I don't think any of these manifest something visible to the user, I guess the change line with the exception is skipped.

Sample exception.log entry follows. Many of the 115 or so exceptions in May and June have this stack trace

/wiki/Special:RecentChangesLinked/Wikimedia_engineering_report/2013/December/summary Exception from line 198 of /usr/local/apache/common-local/php-1.24wmf8/extensions/Flow/includes/Parsoid/Utils.php: htmlParseEntityRef: no name

2014-06-11 22:03:30 mw1029 mediawikiwiki: [ffced3b6] /wiki/Special:RecentChangesLinked/Wikimedia_engineering_report/2013/December/summary Exception from line 198 of /usr/local/apache/common-local/php-1.24wmf8/extensions/Flow/includes/Parsoid/Utils.php: htmlParseEntityRef: no name

htmlParseStartTag: invalid element name

#0 /usr/local/apache/common-local/php-1.24wmf8/extensions/Flow/includes/Parsoid/Redlinker.php(156): Flow\Parsoid\Utils::createDOM('<?xml encoding=...')
#1 /usr/local/apache/common-local/php-1.24wmf8/extensions/Flow/includes/Parsoid/Controller.php(65): Flow\Parsoid\Redlinker->apply('Topic title <br...', Object(Title))
#2 /usr/local/apache/common-local/php-1.24wmf8/extensions/Flow/includes/Parsoid/Controller.php(52): Flow\Parsoid\Controller->apply('Topic title <br...', Object(Title))
#3 /usr/local/apache/common-local/php-1.24wmf8/extensions/Flow/includes/Templating.php(462): Flow\Parsoid\Controller->getContent(Object(Flow\Model\PostRevision))
#4 /usr/local/apache/common-local/php-1.24wmf8/extensions/Flow/includes/Formatter/RevisionFormatter.php(83): Flow\Templating->getContent(Object(Flow\Model\PostRevision))
#5 /usr/local/apache/common-local/php-1.24wmf8/extensions/Flow/includes/Formatter/RecentChanges.php(26): Flow\Formatter\RevisionFormatter->formatApi(Object(Flow\Formatter\RecentChangesRow), Object(OldChangesList))
#6 /usr/local/apache/common-local/php-1.24wmf8/extensions/Flow/Hooks.php(194): Flow\Formatter\RecentChanges->format(Object(Flow\Formatter\RecentChangesRow), Object(OldChangesList))
#7 [internal function]: FlowHooks::onOldChangesListRecentChangesLine(Object(OldChangesList), '(<a href="/w/in...', Object(RecentChange), Array)
...

The problem with the entity refs has been fixed, but we should not be running this code in this case anyways.

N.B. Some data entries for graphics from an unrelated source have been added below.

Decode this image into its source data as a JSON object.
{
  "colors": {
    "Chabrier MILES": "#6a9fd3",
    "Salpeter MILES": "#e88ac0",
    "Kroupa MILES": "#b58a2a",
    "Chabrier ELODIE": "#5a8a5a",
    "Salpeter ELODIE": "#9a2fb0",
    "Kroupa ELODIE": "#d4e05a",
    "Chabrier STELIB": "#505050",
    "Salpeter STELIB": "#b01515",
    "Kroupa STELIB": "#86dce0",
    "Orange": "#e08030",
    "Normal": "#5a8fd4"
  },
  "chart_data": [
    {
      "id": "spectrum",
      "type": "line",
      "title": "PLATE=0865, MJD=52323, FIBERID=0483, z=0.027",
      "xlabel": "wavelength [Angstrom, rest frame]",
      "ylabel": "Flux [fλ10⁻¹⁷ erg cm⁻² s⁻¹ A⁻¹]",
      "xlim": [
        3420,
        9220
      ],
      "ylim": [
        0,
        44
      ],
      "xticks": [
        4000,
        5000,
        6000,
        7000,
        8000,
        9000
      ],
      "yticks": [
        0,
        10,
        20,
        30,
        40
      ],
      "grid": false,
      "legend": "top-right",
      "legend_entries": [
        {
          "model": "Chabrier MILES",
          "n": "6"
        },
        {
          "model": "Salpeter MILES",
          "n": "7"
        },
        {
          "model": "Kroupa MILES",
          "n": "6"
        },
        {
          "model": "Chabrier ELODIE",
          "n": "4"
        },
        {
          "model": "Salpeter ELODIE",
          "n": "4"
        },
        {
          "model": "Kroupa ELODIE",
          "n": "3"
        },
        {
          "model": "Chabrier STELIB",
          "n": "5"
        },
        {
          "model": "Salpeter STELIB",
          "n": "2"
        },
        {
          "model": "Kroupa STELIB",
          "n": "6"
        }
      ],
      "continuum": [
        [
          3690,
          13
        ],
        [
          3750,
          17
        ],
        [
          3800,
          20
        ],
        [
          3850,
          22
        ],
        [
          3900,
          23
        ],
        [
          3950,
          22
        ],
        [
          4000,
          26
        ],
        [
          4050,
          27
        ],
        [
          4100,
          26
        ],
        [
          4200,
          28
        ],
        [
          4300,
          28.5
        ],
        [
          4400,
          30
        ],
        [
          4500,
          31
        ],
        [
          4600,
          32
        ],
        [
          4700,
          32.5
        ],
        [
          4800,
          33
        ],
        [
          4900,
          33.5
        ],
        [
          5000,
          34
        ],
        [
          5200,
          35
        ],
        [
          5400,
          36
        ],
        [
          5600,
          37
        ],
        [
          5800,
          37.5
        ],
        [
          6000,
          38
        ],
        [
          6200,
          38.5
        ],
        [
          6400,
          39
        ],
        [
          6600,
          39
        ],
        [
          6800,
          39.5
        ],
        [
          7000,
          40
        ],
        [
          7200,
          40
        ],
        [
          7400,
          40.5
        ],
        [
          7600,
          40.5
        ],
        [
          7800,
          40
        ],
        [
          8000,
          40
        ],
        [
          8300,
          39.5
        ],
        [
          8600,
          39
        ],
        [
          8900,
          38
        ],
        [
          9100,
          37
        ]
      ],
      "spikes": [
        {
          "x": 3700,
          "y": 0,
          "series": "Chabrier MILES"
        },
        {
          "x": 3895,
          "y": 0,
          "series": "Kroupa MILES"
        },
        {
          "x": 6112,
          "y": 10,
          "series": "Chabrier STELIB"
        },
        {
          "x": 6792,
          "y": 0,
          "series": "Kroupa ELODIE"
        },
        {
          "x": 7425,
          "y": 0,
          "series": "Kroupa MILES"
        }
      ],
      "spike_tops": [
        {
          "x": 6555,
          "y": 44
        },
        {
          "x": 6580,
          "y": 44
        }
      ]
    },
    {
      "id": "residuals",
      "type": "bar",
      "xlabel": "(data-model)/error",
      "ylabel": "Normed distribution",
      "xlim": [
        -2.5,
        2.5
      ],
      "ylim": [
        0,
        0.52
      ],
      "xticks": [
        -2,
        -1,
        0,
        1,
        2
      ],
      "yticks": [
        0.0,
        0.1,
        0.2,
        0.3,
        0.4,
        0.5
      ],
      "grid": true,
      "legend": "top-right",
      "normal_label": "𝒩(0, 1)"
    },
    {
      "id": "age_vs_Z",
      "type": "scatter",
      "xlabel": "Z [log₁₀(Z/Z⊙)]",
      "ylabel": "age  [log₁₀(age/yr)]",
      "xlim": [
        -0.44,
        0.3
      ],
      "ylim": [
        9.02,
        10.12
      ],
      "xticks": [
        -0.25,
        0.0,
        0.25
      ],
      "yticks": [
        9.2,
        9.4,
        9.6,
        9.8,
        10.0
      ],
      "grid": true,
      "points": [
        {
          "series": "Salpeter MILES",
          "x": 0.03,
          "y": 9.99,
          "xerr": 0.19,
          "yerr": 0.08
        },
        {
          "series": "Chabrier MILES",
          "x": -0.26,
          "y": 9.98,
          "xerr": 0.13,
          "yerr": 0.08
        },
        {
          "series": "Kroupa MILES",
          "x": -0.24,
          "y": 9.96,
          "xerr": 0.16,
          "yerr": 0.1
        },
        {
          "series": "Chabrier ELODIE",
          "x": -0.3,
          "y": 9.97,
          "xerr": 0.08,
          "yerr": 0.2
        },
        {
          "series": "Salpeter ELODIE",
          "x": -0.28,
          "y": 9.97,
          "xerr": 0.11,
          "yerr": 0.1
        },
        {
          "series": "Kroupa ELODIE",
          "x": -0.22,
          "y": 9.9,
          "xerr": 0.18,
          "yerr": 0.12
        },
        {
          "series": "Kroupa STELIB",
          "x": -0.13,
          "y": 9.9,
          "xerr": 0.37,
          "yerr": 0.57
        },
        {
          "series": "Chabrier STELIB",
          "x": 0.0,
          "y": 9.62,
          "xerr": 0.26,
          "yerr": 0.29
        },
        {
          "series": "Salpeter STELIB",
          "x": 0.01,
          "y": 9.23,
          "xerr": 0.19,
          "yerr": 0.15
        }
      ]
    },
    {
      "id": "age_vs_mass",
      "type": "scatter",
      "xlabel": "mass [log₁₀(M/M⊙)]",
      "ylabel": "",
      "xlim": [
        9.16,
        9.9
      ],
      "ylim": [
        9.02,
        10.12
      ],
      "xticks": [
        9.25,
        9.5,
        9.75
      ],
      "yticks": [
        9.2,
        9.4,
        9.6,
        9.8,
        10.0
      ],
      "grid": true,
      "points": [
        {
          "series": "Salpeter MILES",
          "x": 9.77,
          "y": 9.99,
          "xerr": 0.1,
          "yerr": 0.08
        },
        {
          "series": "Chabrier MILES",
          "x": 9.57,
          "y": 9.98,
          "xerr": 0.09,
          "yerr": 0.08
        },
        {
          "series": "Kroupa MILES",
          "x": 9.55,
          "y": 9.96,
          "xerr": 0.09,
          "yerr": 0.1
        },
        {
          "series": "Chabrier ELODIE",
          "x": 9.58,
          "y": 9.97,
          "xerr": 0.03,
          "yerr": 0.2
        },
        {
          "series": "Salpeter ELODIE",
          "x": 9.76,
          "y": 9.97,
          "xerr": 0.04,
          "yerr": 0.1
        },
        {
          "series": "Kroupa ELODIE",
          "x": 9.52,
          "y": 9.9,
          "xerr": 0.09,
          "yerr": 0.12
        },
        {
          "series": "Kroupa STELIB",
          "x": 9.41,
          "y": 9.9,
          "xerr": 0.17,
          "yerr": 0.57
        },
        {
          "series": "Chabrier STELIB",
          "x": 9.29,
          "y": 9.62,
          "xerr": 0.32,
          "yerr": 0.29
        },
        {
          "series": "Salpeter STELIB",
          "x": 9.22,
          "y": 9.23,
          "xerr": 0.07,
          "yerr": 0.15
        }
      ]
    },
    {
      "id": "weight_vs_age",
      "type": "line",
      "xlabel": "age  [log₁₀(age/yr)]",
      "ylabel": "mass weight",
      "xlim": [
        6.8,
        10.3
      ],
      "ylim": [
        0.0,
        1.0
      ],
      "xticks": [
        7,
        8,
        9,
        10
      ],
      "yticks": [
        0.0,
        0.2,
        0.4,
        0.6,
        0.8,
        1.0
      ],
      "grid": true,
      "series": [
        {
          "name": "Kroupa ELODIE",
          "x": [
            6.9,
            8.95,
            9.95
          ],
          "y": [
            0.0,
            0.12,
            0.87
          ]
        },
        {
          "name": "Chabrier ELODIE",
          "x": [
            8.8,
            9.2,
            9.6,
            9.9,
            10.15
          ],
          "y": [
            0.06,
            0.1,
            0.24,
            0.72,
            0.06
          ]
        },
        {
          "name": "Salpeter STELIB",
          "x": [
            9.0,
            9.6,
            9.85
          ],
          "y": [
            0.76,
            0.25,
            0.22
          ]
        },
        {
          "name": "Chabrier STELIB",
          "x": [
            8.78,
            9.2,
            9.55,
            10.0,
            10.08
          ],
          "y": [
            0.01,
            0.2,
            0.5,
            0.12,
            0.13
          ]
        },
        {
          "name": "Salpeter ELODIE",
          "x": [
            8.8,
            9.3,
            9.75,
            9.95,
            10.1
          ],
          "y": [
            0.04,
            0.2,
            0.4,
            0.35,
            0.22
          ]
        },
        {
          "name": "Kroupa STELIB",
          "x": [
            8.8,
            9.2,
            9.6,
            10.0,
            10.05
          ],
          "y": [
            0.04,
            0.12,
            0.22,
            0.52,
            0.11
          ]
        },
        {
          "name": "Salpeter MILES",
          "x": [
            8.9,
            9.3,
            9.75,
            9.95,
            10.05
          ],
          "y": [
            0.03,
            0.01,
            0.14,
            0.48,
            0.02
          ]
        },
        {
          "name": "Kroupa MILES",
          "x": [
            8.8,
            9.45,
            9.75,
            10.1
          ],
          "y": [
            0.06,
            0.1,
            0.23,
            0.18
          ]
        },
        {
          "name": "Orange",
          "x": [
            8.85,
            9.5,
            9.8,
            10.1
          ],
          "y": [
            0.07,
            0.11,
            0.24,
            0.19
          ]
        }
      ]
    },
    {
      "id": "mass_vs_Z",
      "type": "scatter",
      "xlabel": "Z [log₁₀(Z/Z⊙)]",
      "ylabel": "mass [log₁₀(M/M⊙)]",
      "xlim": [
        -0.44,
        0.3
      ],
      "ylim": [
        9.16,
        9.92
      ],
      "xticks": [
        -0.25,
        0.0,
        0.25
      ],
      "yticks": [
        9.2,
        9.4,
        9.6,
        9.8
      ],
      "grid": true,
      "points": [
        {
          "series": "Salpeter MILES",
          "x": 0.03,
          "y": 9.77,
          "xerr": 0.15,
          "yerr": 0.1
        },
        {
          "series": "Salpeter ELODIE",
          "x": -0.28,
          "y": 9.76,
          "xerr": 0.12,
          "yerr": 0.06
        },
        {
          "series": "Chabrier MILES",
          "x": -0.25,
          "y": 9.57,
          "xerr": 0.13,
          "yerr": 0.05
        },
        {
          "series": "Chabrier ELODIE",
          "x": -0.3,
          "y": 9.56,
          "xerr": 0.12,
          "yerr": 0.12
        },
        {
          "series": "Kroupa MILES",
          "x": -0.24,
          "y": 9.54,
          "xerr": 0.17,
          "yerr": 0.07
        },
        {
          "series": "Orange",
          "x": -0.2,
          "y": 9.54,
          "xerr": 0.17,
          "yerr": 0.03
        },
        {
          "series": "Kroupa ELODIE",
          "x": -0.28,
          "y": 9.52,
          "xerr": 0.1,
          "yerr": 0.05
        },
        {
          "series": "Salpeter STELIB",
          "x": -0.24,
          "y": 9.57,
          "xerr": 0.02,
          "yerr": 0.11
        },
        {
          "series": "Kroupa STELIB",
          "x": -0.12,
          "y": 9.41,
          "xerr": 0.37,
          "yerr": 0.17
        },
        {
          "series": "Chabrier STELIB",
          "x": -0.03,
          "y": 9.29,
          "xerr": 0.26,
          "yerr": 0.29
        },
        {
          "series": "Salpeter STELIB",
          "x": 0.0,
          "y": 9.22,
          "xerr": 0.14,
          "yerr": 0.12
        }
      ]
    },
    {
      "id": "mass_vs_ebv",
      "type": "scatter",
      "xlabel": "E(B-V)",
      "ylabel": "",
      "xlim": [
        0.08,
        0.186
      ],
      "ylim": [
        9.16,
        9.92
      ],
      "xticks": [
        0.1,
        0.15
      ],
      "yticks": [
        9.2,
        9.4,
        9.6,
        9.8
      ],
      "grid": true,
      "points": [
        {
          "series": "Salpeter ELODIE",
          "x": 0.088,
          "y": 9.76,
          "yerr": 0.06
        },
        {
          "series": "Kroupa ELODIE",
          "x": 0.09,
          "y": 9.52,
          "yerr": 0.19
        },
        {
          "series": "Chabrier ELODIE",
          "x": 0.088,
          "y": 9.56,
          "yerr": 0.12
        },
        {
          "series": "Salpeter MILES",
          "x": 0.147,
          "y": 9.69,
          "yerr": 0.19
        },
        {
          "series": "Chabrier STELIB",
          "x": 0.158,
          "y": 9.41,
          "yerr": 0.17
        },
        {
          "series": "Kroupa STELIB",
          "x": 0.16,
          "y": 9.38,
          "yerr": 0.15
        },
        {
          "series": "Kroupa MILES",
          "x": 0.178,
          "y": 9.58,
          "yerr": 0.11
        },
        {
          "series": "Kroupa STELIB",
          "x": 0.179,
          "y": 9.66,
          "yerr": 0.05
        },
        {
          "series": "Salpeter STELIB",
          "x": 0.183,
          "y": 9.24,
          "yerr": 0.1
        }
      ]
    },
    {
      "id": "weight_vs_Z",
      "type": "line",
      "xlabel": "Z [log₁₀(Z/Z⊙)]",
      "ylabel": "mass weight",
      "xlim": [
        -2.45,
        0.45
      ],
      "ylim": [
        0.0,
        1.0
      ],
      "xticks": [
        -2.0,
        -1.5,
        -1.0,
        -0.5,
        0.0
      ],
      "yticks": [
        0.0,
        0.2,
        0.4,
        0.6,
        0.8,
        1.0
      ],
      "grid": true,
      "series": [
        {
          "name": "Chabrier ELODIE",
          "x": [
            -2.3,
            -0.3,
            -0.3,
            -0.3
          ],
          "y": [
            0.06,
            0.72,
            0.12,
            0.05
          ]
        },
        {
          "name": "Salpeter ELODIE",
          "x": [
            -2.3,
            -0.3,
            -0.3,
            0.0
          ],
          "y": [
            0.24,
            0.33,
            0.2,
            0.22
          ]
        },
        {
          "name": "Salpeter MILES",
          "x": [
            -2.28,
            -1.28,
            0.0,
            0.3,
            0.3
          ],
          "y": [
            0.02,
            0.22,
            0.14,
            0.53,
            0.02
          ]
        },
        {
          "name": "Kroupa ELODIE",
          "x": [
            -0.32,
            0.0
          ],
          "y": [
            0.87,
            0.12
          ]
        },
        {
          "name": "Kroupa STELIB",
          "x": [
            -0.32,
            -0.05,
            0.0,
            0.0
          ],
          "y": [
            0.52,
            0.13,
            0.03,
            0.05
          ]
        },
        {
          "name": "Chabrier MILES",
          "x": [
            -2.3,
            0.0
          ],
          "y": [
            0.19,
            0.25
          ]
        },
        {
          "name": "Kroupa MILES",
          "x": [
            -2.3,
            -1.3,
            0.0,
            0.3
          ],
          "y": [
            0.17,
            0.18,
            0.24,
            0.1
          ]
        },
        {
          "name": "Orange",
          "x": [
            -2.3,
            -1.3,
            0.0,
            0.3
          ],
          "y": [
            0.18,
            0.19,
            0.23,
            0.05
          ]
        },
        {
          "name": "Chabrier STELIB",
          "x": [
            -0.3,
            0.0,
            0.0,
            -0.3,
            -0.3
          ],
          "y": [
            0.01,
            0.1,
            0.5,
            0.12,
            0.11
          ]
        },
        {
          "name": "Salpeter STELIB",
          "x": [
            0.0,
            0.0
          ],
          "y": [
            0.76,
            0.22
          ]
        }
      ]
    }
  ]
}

We could likely add another flag to the Serializer to indicate if we want the content or not.


Version: master
Severity: normal

Event Timeline

bzimport raised the priority of this task from to Needs Triage.Nov 22 2014, 3:20 AM
bzimport set Reference to bz66505.
bzimport added a subscriber: Unknown Object (MLST).
EBernhardson renamed this task from Flow Parsoid/Utils.php exceptions: "htmlParseEntityRef: no name" in createDom() for RedLInker to Performance: Post content is processed for recentchanges but never used. .Dec 11 2014, 3:19 AM
EBernhardson triaged this task as Low priority.
EBernhardson updated the task description. (Show Details)
EBernhardson set Security to None.

Change 179060 had a related patch set uploaded (by EBernhardson):
Perf: Dont process post content when formatting recentchanges

https://gerrit.wikimedia.org/r/179060

Patch-For-Review

Change 179060 merged by jenkins-bot:
Perf: Dont process post content when formatting recentchanges

https://gerrit.wikimedia.org/r/179060